Они вошли в маленькую гостиную с мозаичным полом, освещенную лампой под абажуром со стеклянными подвесками. Лампа была водружена на некую усеченную пирамиду, деревянную с перламутровой инкрустацией. На стене висел национальный герб и картина, изображавшая историческое объятие Сан-Мартина и О’Хиггинса. В углу стояла фарфоровая раскрашенная статуэтка, она представляла собой девушку и собаку, носом приподнимавшую ей юбку. Смирившись с судьбой, Гауна перевел взгляд на громадного Надина: полукружия бровей были очень черные, очень широкие; лицо покрыто родинками самых разных оттенков черного и коричневого; нечто в нижней челюсти напоминало удовлетворенное выражение пеликана. Лет ему было около сорока. Ворочая языком так, словно вылизывая дно кастрюльки из-под молочной помадки, он объяснил:
– Идемте скорее. Репетиция уже началась. Артисты превосходны; драма несравненна, но сеньор Бластейн загонит меня в гроб.

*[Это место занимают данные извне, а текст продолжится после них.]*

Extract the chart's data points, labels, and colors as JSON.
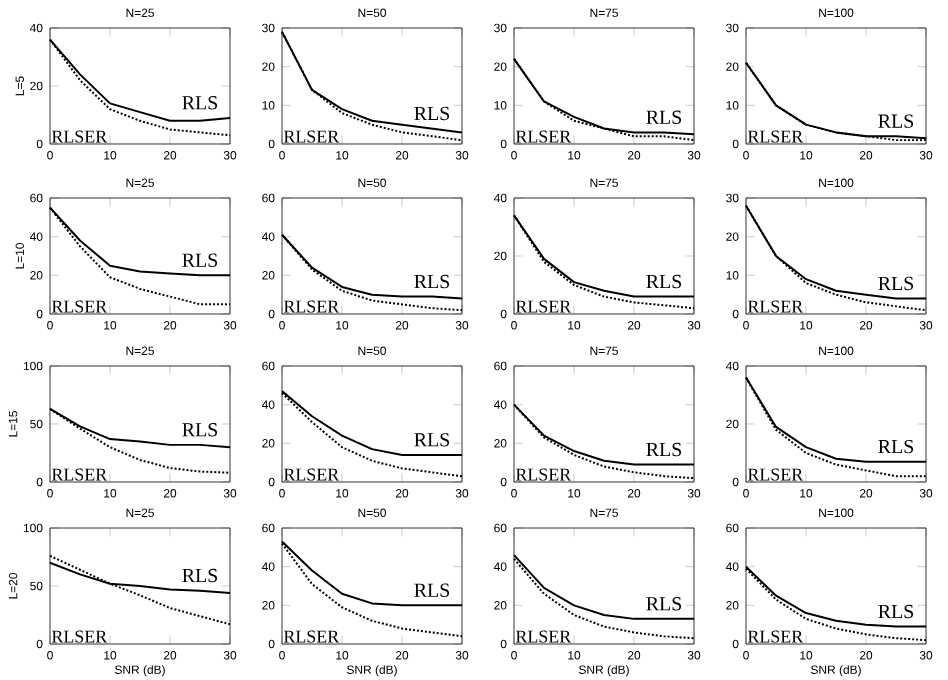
{
  "chart_data": [
    {
      "type": "line",
      "title": "N=25",
      "ylabel": "L=5",
      "x": [
        0,
        5,
        10,
        15,
        20,
        25,
        30
      ],
      "xlim": [
        0,
        30
      ],
      "xticks": [
        0,
        10,
        20,
        30
      ],
      "ylim": [
        0,
        40
      ],
      "yticks": [
        0,
        20,
        40
      ],
      "series": [
        {
          "name": "RLS",
          "color": "#000000",
          "line_style": "solid",
          "values": [
            36,
            24,
            14,
            11,
            8,
            8,
            9
          ]
        },
        {
          "name": "RLSER",
          "color": "#000000",
          "line_style": "dotted",
          "values": [
            36,
            22,
            12,
            8,
            5,
            4,
            3
          ]
        }
      ]
    },
    {
      "type": "line",
      "title": "N=50",
      "x": [
        0,
        5,
        10,
        15,
        20,
        25,
        30
      ],
      "xlim": [
        0,
        30
      ],
      "xticks": [
        0,
        10,
        20,
        30
      ],
      "ylim": [
        0,
        30
      ],
      "yticks": [
        0,
        10,
        20,
        30
      ],
      "series": [
        {
          "name": "RLS",
          "color": "#000000",
          "line_style": "solid",
          "values": [
            29,
            14,
            9,
            6,
            5,
            4,
            3
          ]
        },
        {
          "name": "RLSER",
          "color": "#000000",
          "line_style": "dotted",
          "values": [
            29,
            14,
            8,
            5,
            3,
            2,
            1
          ]
        }
      ]
    },
    {
      "type": "line",
      "title": "N=75",
      "x": [
        0,
        5,
        10,
        15,
        20,
        25,
        30
      ],
      "xlim": [
        0,
        30
      ],
      "xticks": [
        0,
        10,
        20,
        30
      ],
      "ylim": [
        0,
        30
      ],
      "yticks": [
        0,
        10,
        20,
        30
      ],
      "series": [
        {
          "name": "RLS",
          "color": "#000000",
          "line_style": "solid",
          "values": [
            22,
            11,
            7,
            4,
            3,
            3,
            2.5
          ]
        },
        {
          "name": "RLSER",
          "color": "#000000",
          "line_style": "dotted",
          "values": [
            22,
            11,
            6,
            4,
            2,
            2,
            1
          ]
        }
      ]
    },
    {
      "type": "line",
      "title": "N=100",
      "x": [
        0,
        5,
        10,
        15,
        20,
        25,
        30
      ],
      "xlim": [
        0,
        30
      ],
      "xticks": [
        0,
        10,
        20,
        30
      ],
      "ylim": [
        0,
        30
      ],
      "yticks": [
        0,
        10,
        20,
        30
      ],
      "series": [
        {
          "name": "RLS",
          "color": "#000000",
          "line_style": "solid",
          "values": [
            21,
            10,
            5,
            3,
            2,
            2,
            1.5
          ]
        },
        {
          "name": "RLSER",
          "color": "#000000",
          "line_style": "dotted",
          "values": [
            21,
            10,
            5,
            3,
            2,
            1,
            1
          ]
        }
      ]
    },
    {
      "type": "line",
      "title": "N=25",
      "ylabel": "L=10",
      "x": [
        0,
        5,
        10,
        15,
        20,
        25,
        30
      ],
      "xlim": [
        0,
        30
      ],
      "xticks": [
        0,
        10,
        20,
        30
      ],
      "ylim": [
        0,
        60
      ],
      "yticks": [
        0,
        20,
        40,
        60
      ],
      "series": [
        {
          "name": "RLS",
          "color": "#000000",
          "line_style": "solid",
          "values": [
            55,
            38,
            25,
            22,
            21,
            20,
            20
          ]
        },
        {
          "name": "RLSER",
          "color": "#000000",
          "line_style": "dotted",
          "values": [
            55,
            35,
            19,
            13,
            9,
            5,
            5
          ]
        }
      ]
    },
    {
      "type": "line",
      "title": "N=50",
      "x": [
        0,
        5,
        10,
        15,
        20,
        25,
        30
      ],
      "xlim": [
        0,
        30
      ],
      "xticks": [
        0,
        10,
        20,
        30
      ],
      "ylim": [
        0,
        60
      ],
      "yticks": [
        0,
        20,
        40,
        60
      ],
      "series": [
        {
          "name": "RLS",
          "color": "#000000",
          "line_style": "solid",
          "values": [
            41,
            24,
            14,
            10,
            9,
            9,
            8
          ]
        },
        {
          "name": "RLSER",
          "color": "#000000",
          "line_style": "dotted",
          "values": [
            41,
            23,
            12,
            7,
            5,
            3,
            2
          ]
        }
      ]
    },
    {
      "type": "line",
      "title": "N=75",
      "x": [
        0,
        5,
        10,
        15,
        20,
        25,
        30
      ],
      "xlim": [
        0,
        30
      ],
      "xticks": [
        0,
        10,
        20,
        30
      ],
      "ylim": [
        0,
        40
      ],
      "yticks": [
        0,
        20,
        40
      ],
      "series": [
        {
          "name": "RLS",
          "color": "#000000",
          "line_style": "solid",
          "values": [
            34,
            19,
            11,
            8,
            6,
            6,
            6
          ]
        },
        {
          "name": "RLSER",
          "color": "#000000",
          "line_style": "dotted",
          "values": [
            34,
            18,
            10,
            6,
            4,
            3,
            2
          ]
        }
      ]
    },
    {
      "type": "line",
      "title": "N=100",
      "x": [
        0,
        5,
        10,
        15,
        20,
        25,
        30
      ],
      "xlim": [
        0,
        30
      ],
      "xticks": [
        0,
        10,
        20,
        30
      ],
      "ylim": [
        0,
        30
      ],
      "yticks": [
        0,
        10,
        20,
        30
      ],
      "series": [
        {
          "name": "RLS",
          "color": "#000000",
          "line_style": "solid",
          "values": [
            28,
            15,
            9,
            6,
            5,
            4,
            4
          ]
        },
        {
          "name": "RLSER",
          "color": "#000000",
          "line_style": "dotted",
          "values": [
            28,
            15,
            8,
            5,
            3,
            2,
            1
          ]
        }
      ]
    },
    {
      "type": "line",
      "title": "N=25",
      "ylabel": "L=15",
      "x": [
        0,
        5,
        10,
        15,
        20,
        25,
        30
      ],
      "xlim": [
        0,
        30
      ],
      "xticks": [
        0,
        10,
        20,
        30
      ],
      "ylim": [
        0,
        100
      ],
      "yticks": [
        0,
        50,
        100
      ],
      "series": [
        {
          "name": "RLS",
          "color": "#000000",
          "line_style": "solid",
          "values": [
            63,
            48,
            37,
            35,
            32,
            32,
            30
          ]
        },
        {
          "name": "RLSER",
          "color": "#000000",
          "line_style": "dotted",
          "values": [
            63,
            46,
            30,
            19,
            12,
            9,
            8
          ]
        }
      ]
    },
    {
      "type": "line",
      "title": "N=50",
      "x": [
        0,
        5,
        10,
        15,
        20,
        25,
        30
      ],
      "xlim": [
        0,
        30
      ],
      "xticks": [
        0,
        10,
        20,
        30
      ],
      "ylim": [
        0,
        60
      ],
      "yticks": [
        0,
        20,
        40,
        60
      ],
      "series": [
        {
          "name": "RLS",
          "color": "#000000",
          "line_style": "solid",
          "values": [
            47,
            34,
            24,
            17,
            14,
            14,
            14
          ]
        },
        {
          "name": "RLSER",
          "color": "#000000",
          "line_style": "dotted",
          "values": [
            46,
            31,
            18,
            11,
            7,
            5,
            3
          ]
        }
      ]
    },
    {
      "type": "line",
      "title": "N=75",
      "x": [
        0,
        5,
        10,
        15,
        20,
        25,
        30
      ],
      "xlim": [
        0,
        30
      ],
      "xticks": [
        0,
        10,
        20,
        30
      ],
      "ylim": [
        0,
        60
      ],
      "yticks": [
        0,
        20,
        40,
        60
      ],
      "series": [
        {
          "name": "RLS",
          "color": "#000000",
          "line_style": "solid",
          "values": [
            40,
            24,
            16,
            11,
            9,
            9,
            9
          ]
        },
        {
          "name": "RLSER",
          "color": "#000000",
          "line_style": "dotted",
          "values": [
            40,
            23,
            14,
            8,
            5,
            3,
            2
          ]
        }
      ]
    },
    {
      "type": "line",
      "title": "N=100",
      "x": [
        0,
        5,
        10,
        15,
        20,
        25,
        30
      ],
      "xlim": [
        0,
        30
      ],
      "xticks": [
        0,
        10,
        20,
        30
      ],
      "ylim": [
        0,
        40
      ],
      "yticks": [
        0,
        20,
        40
      ],
      "series": [
        {
          "name": "RLS",
          "color": "#000000",
          "line_style": "solid",
          "values": [
            36,
            19,
            12,
            8,
            7,
            7,
            7
          ]
        },
        {
          "name": "RLSER",
          "color": "#000000",
          "line_style": "dotted",
          "values": [
            36,
            18,
            10,
            6,
            4,
            2,
            2
          ]
        }
      ]
    },
    {
      "type": "line",
      "title": "N=25",
      "ylabel": "L=20",
      "xlabel": "SNR (dB)",
      "x": [
        0,
        5,
        10,
        15,
        20,
        25,
        30
      ],
      "xlim": [
        0,
        30
      ],
      "xticks": [
        0,
        10,
        20,
        30
      ],
      "ylim": [
        0,
        100
      ],
      "yticks": [
        0,
        50,
        100
      ],
      "series": [
        {
          "name": "RLS",
          "color": "#000000",
          "line_style": "solid",
          "values": [
            70,
            60,
            52,
            50,
            47,
            46,
            44
          ]
        },
        {
          "name": "RLSER",
          "color": "#000000",
          "line_style": "dotted",
          "values": [
            76,
            64,
            52,
            42,
            31,
            24,
            17
          ]
        }
      ]
    },
    {
      "type": "line",
      "title": "N=50",
      "xlabel": "SNR (dB)",
      "x": [
        0,
        5,
        10,
        15,
        20,
        25,
        30
      ],
      "xlim": [
        0,
        30
      ],
      "xticks": [
        0,
        10,
        20,
        30
      ],
      "ylim": [
        0,
        60
      ],
      "yticks": [
        0,
        20,
        40,
        60
      ],
      "series": [
        {
          "name": "RLS",
          "color": "#000000",
          "line_style": "solid",
          "values": [
            53,
            38,
            26,
            21,
            20,
            20,
            20
          ]
        },
        {
          "name": "RLSER",
          "color": "#000000",
          "line_style": "dotted",
          "values": [
            52,
            31,
            19,
            12,
            8,
            6,
            4
          ]
        }
      ]
    },
    {
      "type": "line",
      "title": "N=75",
      "xlabel": "SNR (dB)",
      "x": [
        0,
        5,
        10,
        15,
        20,
        25,
        30
      ],
      "xlim": [
        0,
        30
      ],
      "xticks": [
        0,
        10,
        20,
        30
      ],
      "ylim": [
        0,
        60
      ],
      "yticks": [
        0,
        20,
        40,
        60
      ],
      "series": [
        {
          "name": "RLS",
          "color": "#000000",
          "line_style": "solid",
          "values": [
            46,
            29,
            20,
            15,
            13,
            13,
            13
          ]
        },
        {
          "name": "RLSER",
          "color": "#000000",
          "line_style": "dotted",
          "values": [
            44,
            26,
            15,
            9,
            6,
            4,
            3
          ]
        }
      ]
    },
    {
      "type": "line",
      "title": "N=100",
      "xlabel": "SNR (dB)",
      "x": [
        0,
        5,
        10,
        15,
        20,
        25,
        30
      ],
      "xlim": [
        0,
        30
      ],
      "xticks": [
        0,
        10,
        20,
        30
      ],
      "ylim": [
        0,
        60
      ],
      "yticks": [
        0,
        20,
        40,
        60
      ],
      "series": [
        {
          "name": "RLS",
          "color": "#000000",
          "line_style": "solid",
          "values": [
            40,
            25,
            16,
            12,
            10,
            9,
            9
          ]
        },
        {
          "name": "RLSER",
          "color": "#000000",
          "line_style": "dotted",
          "values": [
            39,
            23,
            13,
            8,
            5,
            3,
            2
          ]
        }
      ]
    }
  ]
}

Он достал из заднего кармана штанов красный платок, от которого в воздухе разлился сильный запах лаванды, и словно салфеткой провел им по губам. Казалось, рот у Надина всегда был влажный.
– Где они репетируют? – спросил Гауна.
Надин не остановился для ответа. Жалобным тоном он пробормотал:
– Здесь, мой любезный сеньор, здесь. Следуйте за мной.
Они вышли во двор.
– Где они будут играть? – не отставал Гауна.
Голос Надина больше походил на стон.
– Здесь. Сейчас вы все увидите сами.